I remember an old relative of mine who fought in WW2 telling me he was born left handed but because ambidextrous because he was forced to use his right hand for everything when he was at school


----------



## franzb69 (Feb 16, 2013)

interesting as to see how society forces its will on people. it's like peer pressure for society.


----------



## sachem allison (Feb 16, 2013)

Back In The Cave! Play time is over!


----------



## Don Nguyen (Feb 16, 2013)

Lol Son.

I'm pretty surprised, I thought the numbers would be lower.


----------



## capid1 (Feb 17, 2013)

Another lefty here! Never learned to play to the guitar as I couldn't find someone to teach a lefty.


----------



## Benuser (Feb 17, 2013)

sachem allison said:


> Back In The Cave! Play time is over!


Son, I know someone who suspected you of being a lefty as well...


----------



## K-Fed (Feb 17, 2013)

labor of love said:


> i still play guitar right handed though. and when i was younger i would bat both ways.



+1. All my guitars are righty.


----------



## franzb69 (Feb 17, 2013)

hey capid1, didn't know that you were a lefty.



> +1. All my guitars are righty.



another reason why i never learned guitar since I was a lefty. not that i could ever play a tune on anything. lol. I'm musically declined. lol.

they do make pretty good bang for the buck guitars here in my country. there's a province in my country that's renowned for their handmade guitars. there's Places in Cebu and Dumaguete that makes them that's pretty known for them.


----------



## Keith Sinclair (Feb 17, 2013)

Zwiefel said:


> In the middle ages, it was considered a sign of being in league with satan (or something of that flavor). In fact, the Latin root for "left-handed" and "sinister/evil" are the same. And the root for "right-handed" and "dextrous/skilled" are the same.
> 
> http://en.wikipedia.org/wiki/Sinistral_and_dextral
> 
> People would be harassed and discriminated against for being left-handed. Not at all surprised this is still going on in a lot of places.



Interesting,seems alot of things took the rap in middle ages in the name of religion.Some cultures worshiped cats,other's burned them alive,of course Bloody Mary burned a few hundred protestants,before Elizabeth took the throne.

I am mostly Right handed,but I shoot a gun left,pool cue,& eat left figure that out.


----------



## sachem allison (Feb 18, 2013)

Benuser said:


> Son, I know someone who suspected you of being a lefty as well...



alas, no. I do not meddle with dark forces but, you have peeked my interest.


----------



## Benuser (Feb 18, 2013)

sachem allison said:


> alas, no.

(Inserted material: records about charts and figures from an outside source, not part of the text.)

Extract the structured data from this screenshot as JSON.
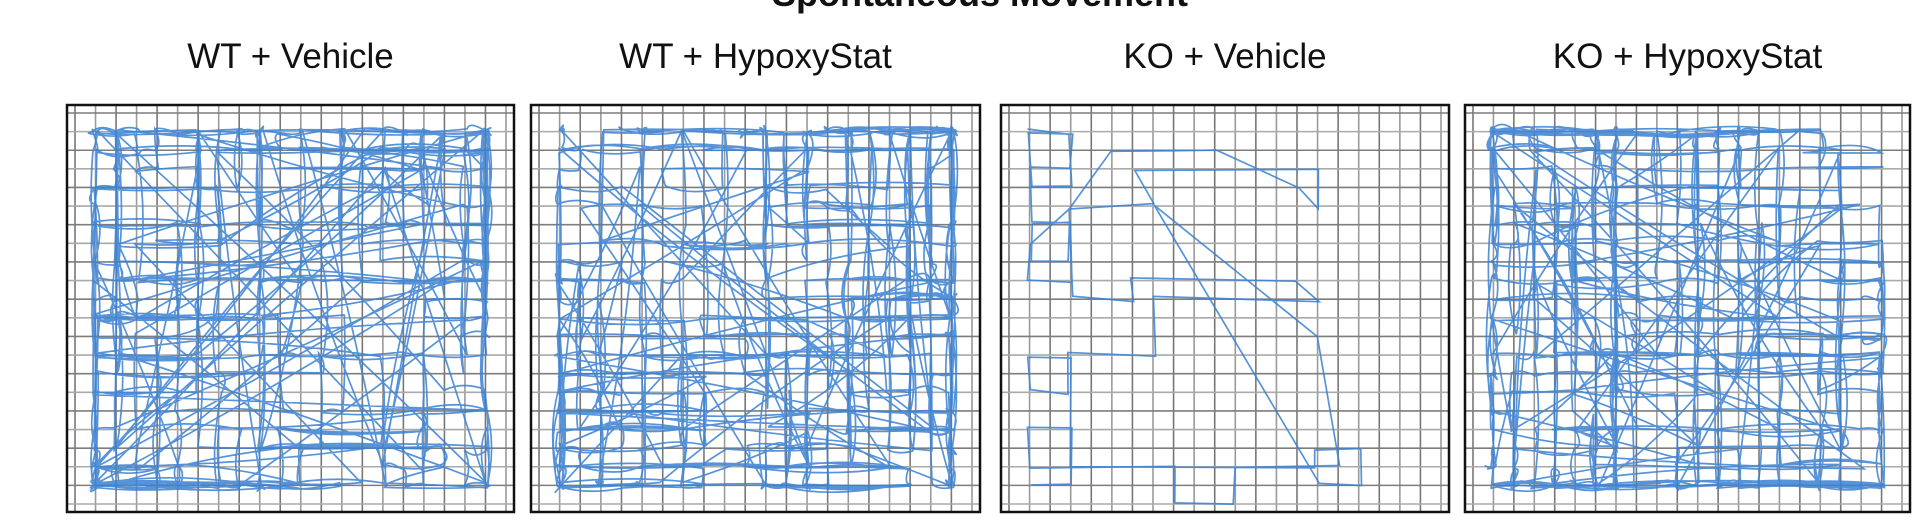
{
  "title": "Spontaneous Movement",
  "panels": [
    {
      "label": "WT + Vehicle"
    },
    {
      "label": "WT + HypoxyStat"
    },
    {
      "label": "KO + Vehicle"
    },
    {
      "label": "KO + HypoxyStat"
    }
  ]
}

I do not meddle with dark forces but, you have peeked my interest.


When I tried your "Trompette" it felt awkward to me, so I suspected you, but you've been cleared since.


----------



## Rotary (Feb 18, 2013)

I'm a lefty, though the nuns tried their best to convert me. When repeatedly removing the pencil from my left hand and putting it in my right didn't work, they left me to figure it out on my own. To this day I still hold a pen in a "unique" fashion.

There are only two things I cannot do left handed: use scissors and shoot a pistol (though I shoot a rifle left handed - how's that for bizarre?).


----------



## franzb69 (Feb 18, 2013)

all us lefties are confused with our handedness i'm afraid.


----------